Hezekiah understands he needs help. He needs support from someone of like faith who can help him deal with the challenge, ‘Where is your God?” He echoes the enemy’s question by asking his guide to appeal to “your God”. The challenger knows Hezekiah has torn down high places and altars; their charred remains litter the surrounding hills.  He suggests Hezekiah has destroyed his own access to God. The Assyrian commander’s provoking interrogation leaves Hezekiah wondering.

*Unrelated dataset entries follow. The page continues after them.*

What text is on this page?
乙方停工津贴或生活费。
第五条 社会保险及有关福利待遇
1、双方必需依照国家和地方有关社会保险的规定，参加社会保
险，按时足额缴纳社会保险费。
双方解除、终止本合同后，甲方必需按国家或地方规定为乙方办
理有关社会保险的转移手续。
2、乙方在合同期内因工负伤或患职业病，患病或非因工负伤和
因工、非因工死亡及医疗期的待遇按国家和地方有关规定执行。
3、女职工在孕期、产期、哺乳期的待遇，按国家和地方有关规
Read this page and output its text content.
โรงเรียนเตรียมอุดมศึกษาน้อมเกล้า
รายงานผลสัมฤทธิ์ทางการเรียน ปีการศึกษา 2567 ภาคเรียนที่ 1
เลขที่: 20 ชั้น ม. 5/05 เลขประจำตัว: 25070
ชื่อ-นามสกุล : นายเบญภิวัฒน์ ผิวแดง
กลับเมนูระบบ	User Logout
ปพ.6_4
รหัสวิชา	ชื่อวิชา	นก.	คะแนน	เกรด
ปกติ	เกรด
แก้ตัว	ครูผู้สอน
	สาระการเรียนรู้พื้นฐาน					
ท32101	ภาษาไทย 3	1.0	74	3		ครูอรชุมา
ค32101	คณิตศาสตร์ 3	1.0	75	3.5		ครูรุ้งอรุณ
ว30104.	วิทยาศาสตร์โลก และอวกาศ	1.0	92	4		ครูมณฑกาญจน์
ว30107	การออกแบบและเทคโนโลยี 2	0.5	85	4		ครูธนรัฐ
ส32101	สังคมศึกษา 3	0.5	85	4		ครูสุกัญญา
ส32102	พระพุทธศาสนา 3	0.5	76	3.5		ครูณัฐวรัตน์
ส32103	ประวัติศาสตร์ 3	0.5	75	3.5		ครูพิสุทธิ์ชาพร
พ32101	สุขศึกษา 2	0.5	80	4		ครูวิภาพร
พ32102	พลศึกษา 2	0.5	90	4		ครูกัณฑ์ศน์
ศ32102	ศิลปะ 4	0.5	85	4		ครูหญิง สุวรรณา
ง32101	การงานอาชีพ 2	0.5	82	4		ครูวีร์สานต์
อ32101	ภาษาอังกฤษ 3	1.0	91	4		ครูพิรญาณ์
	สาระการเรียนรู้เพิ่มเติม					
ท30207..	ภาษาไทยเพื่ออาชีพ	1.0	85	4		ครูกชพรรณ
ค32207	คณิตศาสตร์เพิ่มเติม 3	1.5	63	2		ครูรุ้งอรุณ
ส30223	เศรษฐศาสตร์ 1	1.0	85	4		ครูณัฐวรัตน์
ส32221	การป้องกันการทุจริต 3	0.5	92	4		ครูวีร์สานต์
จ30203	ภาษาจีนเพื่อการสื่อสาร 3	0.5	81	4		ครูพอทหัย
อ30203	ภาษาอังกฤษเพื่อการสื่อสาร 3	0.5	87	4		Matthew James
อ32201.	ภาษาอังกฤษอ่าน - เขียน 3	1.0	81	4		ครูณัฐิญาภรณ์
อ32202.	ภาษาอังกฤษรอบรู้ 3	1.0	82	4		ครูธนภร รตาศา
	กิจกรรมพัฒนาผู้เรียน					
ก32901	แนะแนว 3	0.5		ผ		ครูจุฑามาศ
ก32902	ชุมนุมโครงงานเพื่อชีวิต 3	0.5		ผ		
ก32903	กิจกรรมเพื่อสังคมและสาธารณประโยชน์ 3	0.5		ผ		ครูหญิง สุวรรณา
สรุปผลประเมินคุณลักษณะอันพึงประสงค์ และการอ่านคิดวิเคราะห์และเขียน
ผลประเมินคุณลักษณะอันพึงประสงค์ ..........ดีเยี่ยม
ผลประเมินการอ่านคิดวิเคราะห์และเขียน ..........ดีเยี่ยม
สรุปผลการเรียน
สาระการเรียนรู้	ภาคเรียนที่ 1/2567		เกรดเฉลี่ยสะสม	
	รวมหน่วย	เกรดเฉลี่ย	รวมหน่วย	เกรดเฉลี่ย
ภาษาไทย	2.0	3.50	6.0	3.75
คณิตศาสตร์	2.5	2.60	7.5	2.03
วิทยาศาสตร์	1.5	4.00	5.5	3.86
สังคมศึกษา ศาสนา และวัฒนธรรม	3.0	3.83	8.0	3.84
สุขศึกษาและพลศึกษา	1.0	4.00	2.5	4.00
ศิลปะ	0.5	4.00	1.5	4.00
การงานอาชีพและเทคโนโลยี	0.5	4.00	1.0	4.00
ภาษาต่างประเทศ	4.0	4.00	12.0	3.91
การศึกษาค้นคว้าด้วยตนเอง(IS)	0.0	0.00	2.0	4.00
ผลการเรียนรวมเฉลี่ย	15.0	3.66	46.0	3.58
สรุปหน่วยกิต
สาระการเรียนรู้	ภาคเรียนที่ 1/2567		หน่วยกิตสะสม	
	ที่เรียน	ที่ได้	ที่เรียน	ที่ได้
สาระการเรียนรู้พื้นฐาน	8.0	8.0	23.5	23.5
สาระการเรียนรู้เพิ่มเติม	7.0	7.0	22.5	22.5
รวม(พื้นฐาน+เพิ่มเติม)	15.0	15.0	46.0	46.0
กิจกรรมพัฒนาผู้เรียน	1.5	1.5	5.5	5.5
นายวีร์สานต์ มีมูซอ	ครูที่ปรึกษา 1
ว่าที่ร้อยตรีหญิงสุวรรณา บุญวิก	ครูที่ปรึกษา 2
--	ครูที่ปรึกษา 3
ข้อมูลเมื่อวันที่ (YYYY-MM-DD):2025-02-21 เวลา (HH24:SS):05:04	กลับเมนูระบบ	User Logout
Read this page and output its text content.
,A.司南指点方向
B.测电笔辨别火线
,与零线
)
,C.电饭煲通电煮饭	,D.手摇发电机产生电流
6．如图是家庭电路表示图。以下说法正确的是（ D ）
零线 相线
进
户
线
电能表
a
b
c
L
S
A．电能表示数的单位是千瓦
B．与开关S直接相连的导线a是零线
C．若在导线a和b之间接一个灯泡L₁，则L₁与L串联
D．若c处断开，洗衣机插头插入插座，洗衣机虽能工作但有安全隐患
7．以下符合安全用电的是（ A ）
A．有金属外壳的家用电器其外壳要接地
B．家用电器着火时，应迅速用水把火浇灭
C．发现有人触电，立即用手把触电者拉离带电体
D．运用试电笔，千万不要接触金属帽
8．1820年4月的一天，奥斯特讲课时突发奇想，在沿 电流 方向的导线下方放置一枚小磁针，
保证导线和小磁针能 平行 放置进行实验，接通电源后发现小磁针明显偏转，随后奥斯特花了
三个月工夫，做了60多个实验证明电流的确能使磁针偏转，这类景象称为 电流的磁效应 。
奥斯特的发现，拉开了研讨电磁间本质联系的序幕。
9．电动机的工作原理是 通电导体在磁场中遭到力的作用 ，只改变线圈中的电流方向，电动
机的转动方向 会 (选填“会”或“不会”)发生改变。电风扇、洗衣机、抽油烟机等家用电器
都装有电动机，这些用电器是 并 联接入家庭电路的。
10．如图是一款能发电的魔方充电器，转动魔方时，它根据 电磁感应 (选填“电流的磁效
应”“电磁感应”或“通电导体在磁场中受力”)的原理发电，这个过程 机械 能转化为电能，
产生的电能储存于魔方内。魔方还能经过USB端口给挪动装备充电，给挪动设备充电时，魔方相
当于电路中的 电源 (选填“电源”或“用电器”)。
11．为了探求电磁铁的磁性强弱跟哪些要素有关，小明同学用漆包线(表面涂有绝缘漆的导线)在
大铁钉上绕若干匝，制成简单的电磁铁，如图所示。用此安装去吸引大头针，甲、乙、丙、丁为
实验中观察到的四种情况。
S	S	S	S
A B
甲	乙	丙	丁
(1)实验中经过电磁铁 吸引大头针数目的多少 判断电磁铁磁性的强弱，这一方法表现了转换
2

The D.C. of today can cause us similar dismay. It is the first to point out the failures of organized religion, the weaknesses and hypocrisy. We extrapolate that to mean our own faith is an ineffectual prop, not worthy of broad universal application.

What Hezekiah needs help noticing is the error in his aggressor’s assertion: the fallen ‘high places and altars’ were never designated by God as His places of worship. In fact, he had forbidden their construction and usage. They were a form of god-manipulation without His endorsement. Hezekiah needs to see that rather than proving his God is absent, it illustrates God’s justice: no artificial worship succeeds for long.

Let’s take comfort from that thought. The trappings of idolatry, like the hypocrisies within religion will all fail. We are not religion loyalists – we are sons and daughters of Almighty God. Where is God? He is within us. He is behind, before, beside and beyond us. Never let the D.C. confuse us into thinking otherwise.